It's been a sad doggie week. Things have been happening to my friends left, right and centre.
Jay, my fellow HKDR inmate who was chosen by a lovely lady, Claire, and lived on that funny island called Discovery Bay, was lost at the airport on his way to England (I want to move there too!). His mommy is obviously very sad and distraught and have been searching for him every single day. I hear she goes to Lantau Island in the middle of the night with cooked chicken to try to lure him home (maybe I should get myself lost too?). The humans seem to think he is scared and hiding somewhere. I went to look for him too last weekend but I didn't catch his scent, otherwise I would have told him sternly to just go home. Why would he trade a soft, warm bed by his mommy's side for a cold, dark hole out in the wilderness where the boogie man can come and catch him?
Jay, where are you? It's time to come home!
Mommy v told me earlier in the week that little Sami is epileptic. That's a big word and I didn't know what it meant, so I cocked my head and gave Mommy a blank look. Then Mommy v explained that Sami is prone to have fits without warning and may be on drugs for life. I feel for Sami, losing control of your body is not a pretty sight, but I'm sure she will get lots of cheese to go with her medication everyday, so it's not all bad! Plus I know her mommies adore her and will love her nonetheless, if not more.
Little Sami, who's not so little anymore.
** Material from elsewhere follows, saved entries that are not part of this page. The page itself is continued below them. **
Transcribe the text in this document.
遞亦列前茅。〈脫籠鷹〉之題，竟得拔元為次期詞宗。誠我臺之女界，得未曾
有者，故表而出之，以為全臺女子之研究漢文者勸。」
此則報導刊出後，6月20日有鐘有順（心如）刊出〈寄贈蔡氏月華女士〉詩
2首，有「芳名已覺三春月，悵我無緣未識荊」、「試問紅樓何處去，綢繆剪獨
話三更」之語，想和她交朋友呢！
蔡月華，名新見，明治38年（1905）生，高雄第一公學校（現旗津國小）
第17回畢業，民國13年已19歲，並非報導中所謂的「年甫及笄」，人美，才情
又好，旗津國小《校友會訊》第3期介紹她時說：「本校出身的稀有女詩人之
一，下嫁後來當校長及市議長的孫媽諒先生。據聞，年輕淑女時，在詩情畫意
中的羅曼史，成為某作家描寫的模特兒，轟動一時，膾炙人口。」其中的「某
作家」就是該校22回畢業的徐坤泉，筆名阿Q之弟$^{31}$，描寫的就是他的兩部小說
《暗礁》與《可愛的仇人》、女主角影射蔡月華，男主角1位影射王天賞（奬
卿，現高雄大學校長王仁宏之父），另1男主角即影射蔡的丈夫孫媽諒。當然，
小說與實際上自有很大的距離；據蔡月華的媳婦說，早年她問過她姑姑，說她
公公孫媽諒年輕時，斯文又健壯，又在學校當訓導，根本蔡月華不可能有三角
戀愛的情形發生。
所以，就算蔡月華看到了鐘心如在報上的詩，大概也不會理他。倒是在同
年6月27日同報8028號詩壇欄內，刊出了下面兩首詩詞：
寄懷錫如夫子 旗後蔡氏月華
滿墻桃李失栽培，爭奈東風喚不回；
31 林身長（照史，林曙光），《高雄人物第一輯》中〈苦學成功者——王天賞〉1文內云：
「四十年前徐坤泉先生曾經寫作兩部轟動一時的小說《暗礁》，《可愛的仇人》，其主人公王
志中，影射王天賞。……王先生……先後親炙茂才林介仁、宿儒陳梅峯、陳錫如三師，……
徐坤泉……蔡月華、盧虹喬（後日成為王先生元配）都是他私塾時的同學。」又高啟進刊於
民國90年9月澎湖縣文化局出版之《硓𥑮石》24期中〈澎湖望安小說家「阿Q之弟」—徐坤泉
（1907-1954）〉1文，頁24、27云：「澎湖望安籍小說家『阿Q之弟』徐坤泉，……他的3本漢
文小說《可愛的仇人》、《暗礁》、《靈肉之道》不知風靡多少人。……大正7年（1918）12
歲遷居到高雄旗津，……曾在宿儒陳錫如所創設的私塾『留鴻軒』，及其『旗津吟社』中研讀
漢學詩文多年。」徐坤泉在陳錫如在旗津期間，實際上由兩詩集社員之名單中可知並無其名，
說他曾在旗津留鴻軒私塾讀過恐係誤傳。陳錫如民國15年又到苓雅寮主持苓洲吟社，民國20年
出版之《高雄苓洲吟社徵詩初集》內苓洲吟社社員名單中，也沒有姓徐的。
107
Finally, I got the saddest news of all today. My hiking buddy Spud passed away this evening. He was very sick after eating a sock, which the doctor had to remove by opening him up. But he was in a lot of pain afterwards and couldn't eat any food or take his medicine. The doctor then said he had an infection and opened him up again today. Unfortunately it was too much for him. At least he passed away at home with his mommy, and he must be happier where he is now, pain-free. Mommy w is physically very upset .... but I'm sure Spud's mommy must be heart-broken. I don't want to ever die, I don't want my mommies to be heart-broken too.
My mate, Spud - RIP. You will be missed.